|Project by Dan Lyke||posted 04-03-2008 09:32 PM||1820 views||2 times favorited||6 comments|
The tag line says “showcase your project”, and I’m not sure that plunking down a couple o’ Franklins and spending half an hour trying to untangle myself from Teflon tape really counts as a project that needs showcasing (especially since I ended up using paste rather than tape on the connections…), but at least one friend has asked about the hot water recirculator, so here’s a little rambling on hot water recirculators, and the one we ended up installing.
We have a tiny little house. It’s intentional, we want something where maintenance is easy, there’s just two of us, and though I work from home and we like having a futon for guests, we live in a climate where we can use the back yard for entertaining, and our hobbies at this point are riding bicycles and woodworking, so cozy wins. However, even with that tiny little space, and even though the bathroom plumbing and kitchen plumbing share a wall, it seemed like the hot water took forever to get to the bathtub. Furthermore, we live in an area where water isn’t unlimited, and we like to be conscious of conservation.
Enter the hot water recirculator: The purpose of this little beastie is to pull water from your hot water tank through the plumbing, and return the water to the tank, until the water is hot somewhere very close to the faucet. This used to mean running yet another return line back to the hot water heater, but someone figured out that on simple residential systems you can do this by just pushing the (formerly hot) water back into the cold water line.
There are two types of such systems: Some put the pump at the hot water heater and a simple mechanical valve actuated by a bimetal at the far end, and some put the pump at the far end.
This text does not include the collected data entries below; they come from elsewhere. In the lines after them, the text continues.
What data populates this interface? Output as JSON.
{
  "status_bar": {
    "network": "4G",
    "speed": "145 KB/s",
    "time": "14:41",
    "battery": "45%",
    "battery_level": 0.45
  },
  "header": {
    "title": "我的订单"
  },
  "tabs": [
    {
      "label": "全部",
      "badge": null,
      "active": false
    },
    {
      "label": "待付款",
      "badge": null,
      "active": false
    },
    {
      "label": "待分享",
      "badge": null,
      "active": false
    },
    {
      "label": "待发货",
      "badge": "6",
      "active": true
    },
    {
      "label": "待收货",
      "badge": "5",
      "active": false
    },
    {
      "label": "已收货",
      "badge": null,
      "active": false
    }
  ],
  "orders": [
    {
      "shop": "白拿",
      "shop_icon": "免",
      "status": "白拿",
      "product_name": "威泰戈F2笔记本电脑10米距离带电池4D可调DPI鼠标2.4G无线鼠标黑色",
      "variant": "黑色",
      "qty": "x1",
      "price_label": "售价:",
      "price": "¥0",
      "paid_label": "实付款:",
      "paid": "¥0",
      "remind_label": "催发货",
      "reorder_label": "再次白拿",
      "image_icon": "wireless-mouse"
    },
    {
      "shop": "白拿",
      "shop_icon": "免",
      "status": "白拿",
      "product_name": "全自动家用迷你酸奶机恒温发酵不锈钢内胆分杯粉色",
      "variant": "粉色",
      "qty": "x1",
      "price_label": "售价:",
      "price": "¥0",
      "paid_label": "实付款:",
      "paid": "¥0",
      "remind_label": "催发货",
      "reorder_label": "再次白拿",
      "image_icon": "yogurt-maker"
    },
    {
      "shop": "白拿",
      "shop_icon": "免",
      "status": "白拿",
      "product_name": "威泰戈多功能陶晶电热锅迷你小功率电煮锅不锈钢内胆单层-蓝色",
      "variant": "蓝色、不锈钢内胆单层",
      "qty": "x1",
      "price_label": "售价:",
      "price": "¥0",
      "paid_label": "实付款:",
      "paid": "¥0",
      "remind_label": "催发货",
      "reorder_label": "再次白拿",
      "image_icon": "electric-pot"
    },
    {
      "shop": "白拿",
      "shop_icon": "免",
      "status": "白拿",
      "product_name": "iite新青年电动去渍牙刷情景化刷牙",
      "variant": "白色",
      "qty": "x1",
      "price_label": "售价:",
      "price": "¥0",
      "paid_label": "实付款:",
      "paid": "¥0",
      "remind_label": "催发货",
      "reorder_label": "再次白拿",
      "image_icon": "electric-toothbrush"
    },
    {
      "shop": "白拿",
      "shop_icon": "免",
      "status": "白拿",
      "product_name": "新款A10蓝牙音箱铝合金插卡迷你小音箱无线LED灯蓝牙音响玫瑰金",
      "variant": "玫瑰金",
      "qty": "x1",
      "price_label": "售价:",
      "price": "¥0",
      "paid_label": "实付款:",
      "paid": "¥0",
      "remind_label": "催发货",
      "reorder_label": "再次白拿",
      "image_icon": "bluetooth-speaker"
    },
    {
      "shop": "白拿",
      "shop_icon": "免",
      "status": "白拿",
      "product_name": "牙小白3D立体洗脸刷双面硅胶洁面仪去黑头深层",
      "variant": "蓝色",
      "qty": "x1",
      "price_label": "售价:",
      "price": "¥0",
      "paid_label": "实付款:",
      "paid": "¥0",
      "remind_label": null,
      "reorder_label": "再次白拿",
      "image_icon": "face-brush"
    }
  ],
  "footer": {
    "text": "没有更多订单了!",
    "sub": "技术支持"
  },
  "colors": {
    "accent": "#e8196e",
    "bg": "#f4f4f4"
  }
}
The advantages of the former type are that they’re cheap, and that if you’ve got a branch line (like two bathrooms at opposite ends of the house) the valve for the extra line is super cheap. So we were initially tempted by those systems, but we came up against two potential problems:
1. If you run the cold water elsewhere, say to water the lawn or flushing the toilet, the valve is open ‘til hot water gets to it, so the process of watering the lawn causes the hot water to get primed to your valves, which means that much more hot water gets heated every time you use the cold water.
2. We don’t keep regular enough hours to turn this device on and off with a timer, so we wanted a button that said “I’ll want hot water soon”. Since our usage points are far away from the hot water heater, switching that pump on and off started to become a big hassle.
Thus we went with the Metlund D'<mand>. It’s small enough that it won’t punch holes in our 50 year old galvanized steel pipes before we have a chance to replace ‘em, it comes with a wireless option, so we didn’t even have to drill a hole to put a button in the kitchen, let alone one in the bedroom, and installation was dead simple.
The left picture is the pump sitting inside the bathroom vanity. Surprisingly, it it didn’t have good mounting holes, and it’s sitting on a piece of foam because otherwise that vanity acts as a sounding box. With the foam, it’s hard to tell if it’s on.
The middle picture is the hoses run to “T”s up near the faucet. This is not the recommended installation method, it comes with fittings for copper pipe to fit before the valves, but I was nervous about unscrewing the valve from the galvanized steel pipe and possibly inadvertently unscrewing parts further back in the wall: No reason for a half hour job to become an all day re-plumbing nightmare.
The right picture is one of the remote switches (we got two) double-sticky taped to the cabinets in the kitchen. The other one sits beside the bed, so when the alarm light goes on (yeah, we’re weird, our “alarm” is a big bank of daylight balanced flourescents) we can mash the button, wake up slowly, and by the time we stumble into the bathroom the shower is warm. It’s also trivial to run wired switches, we’ve got one on the side of the vanity now, and will be incorporating that into the design of the vanity we’re building.
Furthermore, for those extended soaking baths, heating up the water doesn’t mean running a lot of cold water first, just mash the button, wait a minute, and viola! Errr… wait, that’s not right, stringed instruments have nothing to do with this…
Probably not economically justifiable from a “water saved” standpoint, but sure is convenient! Just takes a 3 prong socket and a few minutes.